Here are some reasons why this intimidation won't work. Neither China nor Russia has shown any real fear of the U.S. or its military. In the confrontation between U.S./NATO and Russia in Ukraine, when Putin and Obama stared each other down, it was Mr. Obama who blinked first and then backed away from his empty threat to send billions in military equipment to the government of Ukraine.

Putin has recently moved a significant amount of military equipment along with advisers and troops into Syria, and he didn't check to see whether Mr. Obama liked it or not. And then he took the initiative to recommend that the U.S. take part in negotiations to discuss that crisis to determine how to initially bring it under control and then end it.

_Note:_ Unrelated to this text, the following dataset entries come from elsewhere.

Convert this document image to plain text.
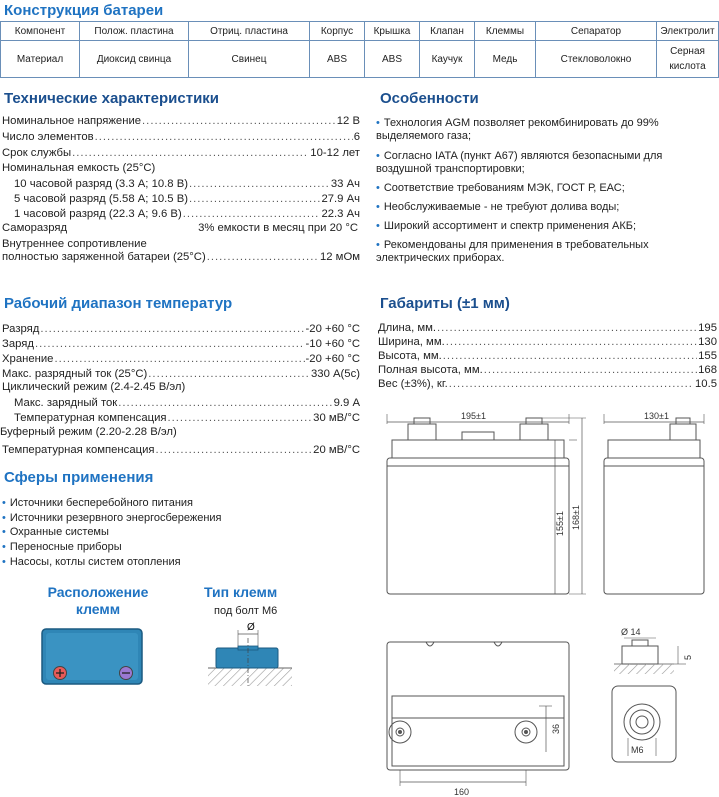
Конструкция батареи
Компонент	Полож. пластина	Отриц. пластина	Корпус	Крышка	Клапан	Клеммы	Сепаратор	Электролит
Материал	Диоксид свинца	Свинец	ABS	ABS	Каучук	Медь	Стекловолокно	Серная кислота
Технические характеристики
Номинальное напряжение .....	12 В
Число элементов .....	6
Срок службы .....	10-12 лет
Номинальная емкость (25°C)
10 часовой разряд (3.3 А; 10.8 В) .....	33 Ач
5 часовой разряд (5.58 А; 10.5 В) .....	27.9 Ач
1 часовой разряд (22.3 А; 9.6 В) .....	22.3 Ач
Саморазряд	3% емкости в месяц при 20 °C
Внутреннее сопротивление
полностью заряженной батареи (25°C) .....	12 мОм
Особенности
• Технология AGM позволяет рекомбинировать до 99% выделяемого газа;
• Согласно IATA (пункт А67) являются безопасными для воздушной транспортировки;
• Соответствие требованиям МЭК, ГОСТ Р, ЕАС;
• Необслуживаемые - не требуют долива воды;
• Широкий ассортимент и спектр применения АКБ;
• Рекомендованы для применения в требовательных электрических приборах.
Рабочий диапазон температур
Разряд .....	-20 +60 °C
Заряд .....	-10 +60 °C
Хранение .....	-20 +60 °C
Макс. разрядный ток (25°C) .....	330 А(5с)
Циклический режим (2.4-2.45 В/эл)
Макс. зарядный ток .....	9.9 А
Температурная компенсация .....	30 мВ/°C
Буферный режим (2.20-2.28 В/эл)
Температурная компенсация .....	20 мВ/°C
Габариты (±1 мм)
Длина, мм. .....	195
Ширина, мм. .....	130
Высота, мм. .....	155
Полная высота, мм. .....	168
Вес (±3%), кг. .....	10.5
Сферы применения
• Источники бесперебойного питания
• Источники резервного энергосбережения
• Охранные системы
• Переносные приборы
• Насосы, котлы систем отопления
Расположение
клемм
Тип клемм
под болт М6
Ø
195±1	130±1
155±1 168±1
Ø 14
5
М6
36
160
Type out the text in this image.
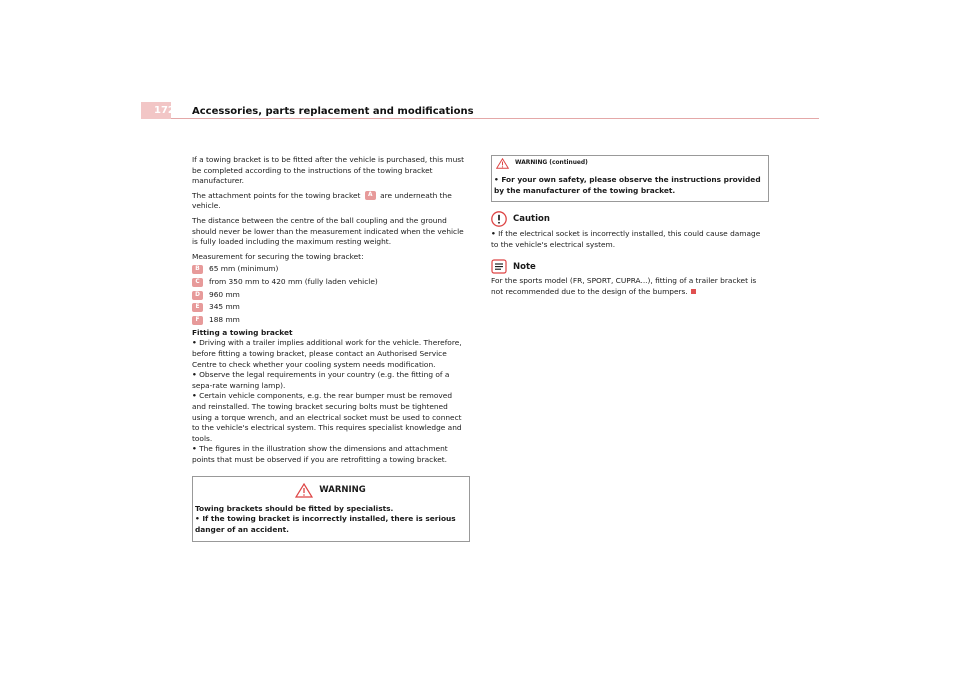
172 Accessories, parts replacement and modifications

If a towing bracket is to be fitted after the vehicle is purchased, this must be completed according to the instructions of the towing bracket manufacturer.

The attachment points for the towing bracket A are underneath the vehicle.

The distance between the centre of the ball coupling and the ground should never be lower than the measurement indicated when the vehicle is fully loaded including the maximum resting weight.

Measurement for securing the towing bracket:

B	65 mm (minimum)
C	from 350 mm to 420 mm (fully laden vehicle)
D	960 mm
E	345 mm
F	188 mm

Fitting a towing bracket

• Driving with a trailer implies additional work for the vehicle. Therefore, before fitting a towing bracket, please contact an Authorised Service Centre to check whether your cooling system needs modification.

• Observe the legal requirements in your country (e.g. the fitting of a sepa-rate warning lamp).

• Certain vehicle components, e.g. the rear bumper must be removed and reinstalled. The towing bracket securing bolts must be tightened using a torque wrench, and an electrical socket must be used to connect to the vehicle's electrical system. This requires specialist knowledge and tools.

• The figures in the illustration show the dimensions and attachment points that must be observed if you are retrofitting a towing bracket.

WARNING
Towing brackets should be fitted by specialists.
• If the towing bracket is incorrectly installed, there is serious danger of an accident.
WARNING (continued)
• For your own safety, please observe the instructions provided by the manufacturer of the towing bracket.
Caution

• If the electrical socket is incorrectly installed, this could cause damage to the vehicle's electrical system.

Note

For the sports model (FR, SPORT, CUPRA...), fitting of a trailer bracket is not recommended due to the design of the bumpers.
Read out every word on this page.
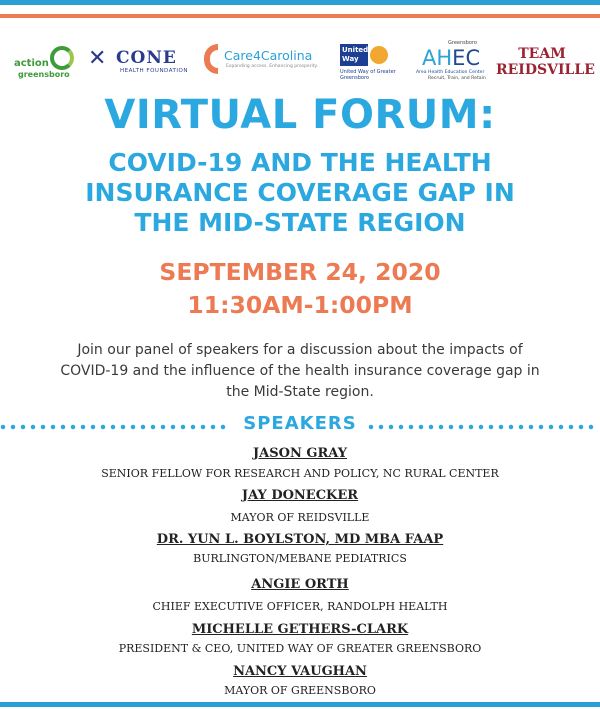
action
greensboro
✕ CONE
HEALTH FOUNDATION
Care4Carolina
Expanding access. Enhancing prosperity.
United Way
United Way of Greater Greensboro
Greensboro
AHEC
Area Health Education Center
Recruit, Train, and Retain
TEAM
REIDSVILLE
VIRTUAL FORUM:
COVID-19 AND THE HEALTH
INSURANCE COVERAGE GAP IN
THE MID-STATE REGION
SEPTEMBER 24, 2020
11:30AM-1:00PM
Join our panel of speakers for a discussion about the impacts of
COVID-19 and the influence of the health insurance coverage gap in
the Mid-State region.
SPEAKERS
JASON GRAY
SENIOR FELLOW FOR RESEARCH AND POLICY, NC RURAL CENTER
JAY DONECKER
MAYOR OF REIDSVILLE
DR. YUN L. BOYLSTON, MD MBA FAAP
BURLINGTON/MEBANE PEDIATRICS
ANGIE ORTH
CHIEF EXECUTIVE OFFICER, RANDOLPH HEALTH
MICHELLE GETHERS-CLARK
PRESIDENT & CEO, UNITED WAY OF GREATER GREENSBORO
NANCY VAUGHAN
MAYOR OF GREENSBORO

Not long ago President Obama initiated the "Asian Pivot" by which the U.S. intends to control that region primarily with its naval power. China saw what Mr. Obama had in mind and reacted by just continuing to go about its business, being not the least bit intimidated. Those kinds of threats just bounce off of China and it never deviates from the course it has set.

Why doesn't President Obama get the message being sent to him; "enough already, stop;" these countries will not be intimidated, they will not bend to U.S. dictates, and to even think about going into a war against either or both, would be sheer madness. This is the 21st century, the Cold War is over and we don't need another one.

Want to know what will happen if and when China ever feels extremely threatened, how it could retaliate against that threat in several ways? Its leaders are far too wise to launch any kind of military action. Instead, they could initiate actions that would do substantial damage to America's economy and financial stability.

China holds some $1.3 trillion in U.S. securities. Since the U.S. continues to spend far more than its incoming revenues it is highly dependent on China and other nations to continue to buy these securities. If China curtailed the purchasing of new securities and also decided to dump the majority of its current holdings, the ramifications would be severe, affecting America's financial stability and the strength of the U.S. dollar; regardless of what those who dismiss this possibility and its effect on America say to the contrary. It's not a scenario we should ever want to see tested. If that would take place the ultra-sensitive, shaky U.S. stock market would quickly implode.

Secondly the U.S. is entirely hooked on China's manufacturing and its dirt cheap labor force. China could, if threatened, use that very heavy dependence as the means by which to extract huge concessions of various kinds from these corporations, which would not only heavily impact their profits, but also America's already fragile U.S. economy.

And then we have China's ace in the hole. it presently produces and controls more than 95% of all rare earth materials that are used to manufacture a wide variety of electronic technologies including cell phones, DVD's, lithium car batteries, , wind turbines, flat-screen television, solar panels, fluorescent light bulbs, and, of great significance, military defense components such as missile guidance systems.

The Chinese, back in 2010, because of a political dispute with Japan, began to restrict shipments of these rare earth materials which caused substantial problems for many countries. The restrictions were later removed. Just think of the effect that it would have on America, because of its great dependence on these rare materials and associated products, if China retaliated and instituted a long-lasting hold on such manufacturing and exports. Sure the U.S., as well as other countries, could find the ways to produce some of these materials but China would still remain largely in control.

Of course, by taking such aggressive, retaliatory actions, China would also inflict financial damage upon itself; but if it feels seriously threatened, then what other course of action would it have? Retaliation would probably be its next move since these methods would constitute a much better option than going to war against the U.S.

Instead of being the least bit intimidated the leadership of China and Russia are watching what the U.S. is doing and thinking that it's only a matter of time before this House of Cards is going to collapse upon itself. And so they watch and wait and ignore the attempts at intimidation sent their way.